BRCA2: preventing a breakdown

Although it is not part of the normal replication machinery, BRCA2 localizes in the nuclear foci that are formed when replication is inhibited. So, does BRCA2 function in the cellular response to stalled replication? Venkitaraman and colleagues investigated this by blocking DNA synthesis in mouse cells that were homozygous for a targeted truncation of Brca2 — Brca2^Tr — that produces a non-functional protein. They used two-dimensional gel electrophoresis to visualize Y-arcs — DNA structures that are formed at replication forks — at the ribosomal DNA (rDNA) locus. When replication was inhibited using hydroxyurea (HU), these structures disappeared from Brca2^Tr/Tr cells, but persisted in wild-type cells, indicating that Brca2 is required for the stability of stalled replication forks.

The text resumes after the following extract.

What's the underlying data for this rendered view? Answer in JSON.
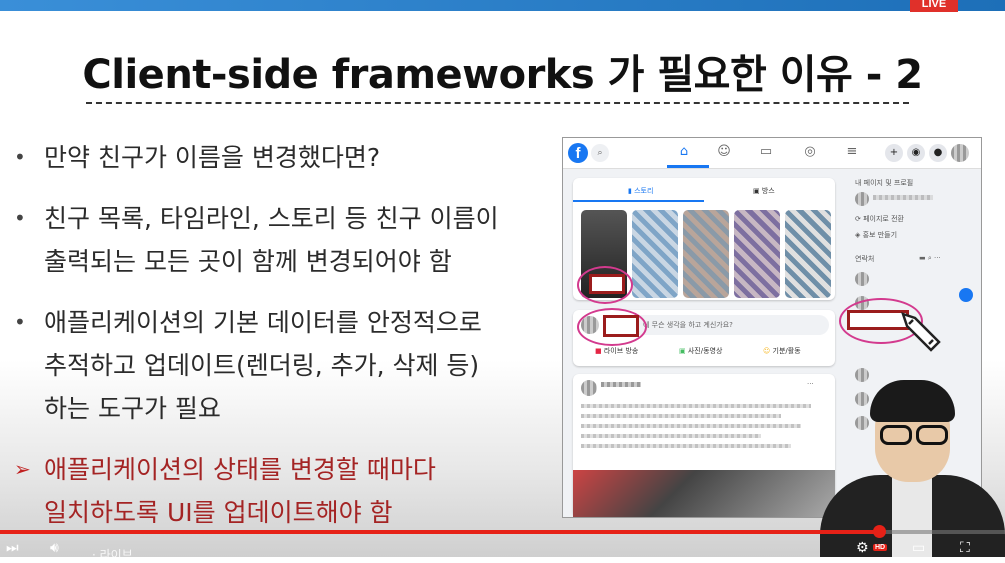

In replication-defective bacteria, stalled replication forks can be broken down into linear chromosomal fragments. If a similar process occurred as a result of loss of Brca2 function, this could explain the spontaneous genomic instability that arises as a result of mutations in this gene. To investigate this, the authors used pulsed-field gel electrophoresis (PFGE) to check for the production of DNA fragments that would be predicted to form because of the breakdown of replication forks in the rDNA locus. Chromosomal DNA from this locus is usually too large to be visualized by PFGE, but in Brca2^Tr/Tr cells, fragments consistent with breakdown at rDNA replication forks were seen following application of HU. This effect of Brca2 inactivation is not restricted to the rDNA genes, as similar breakdown events were shown to occur at other genomic loci.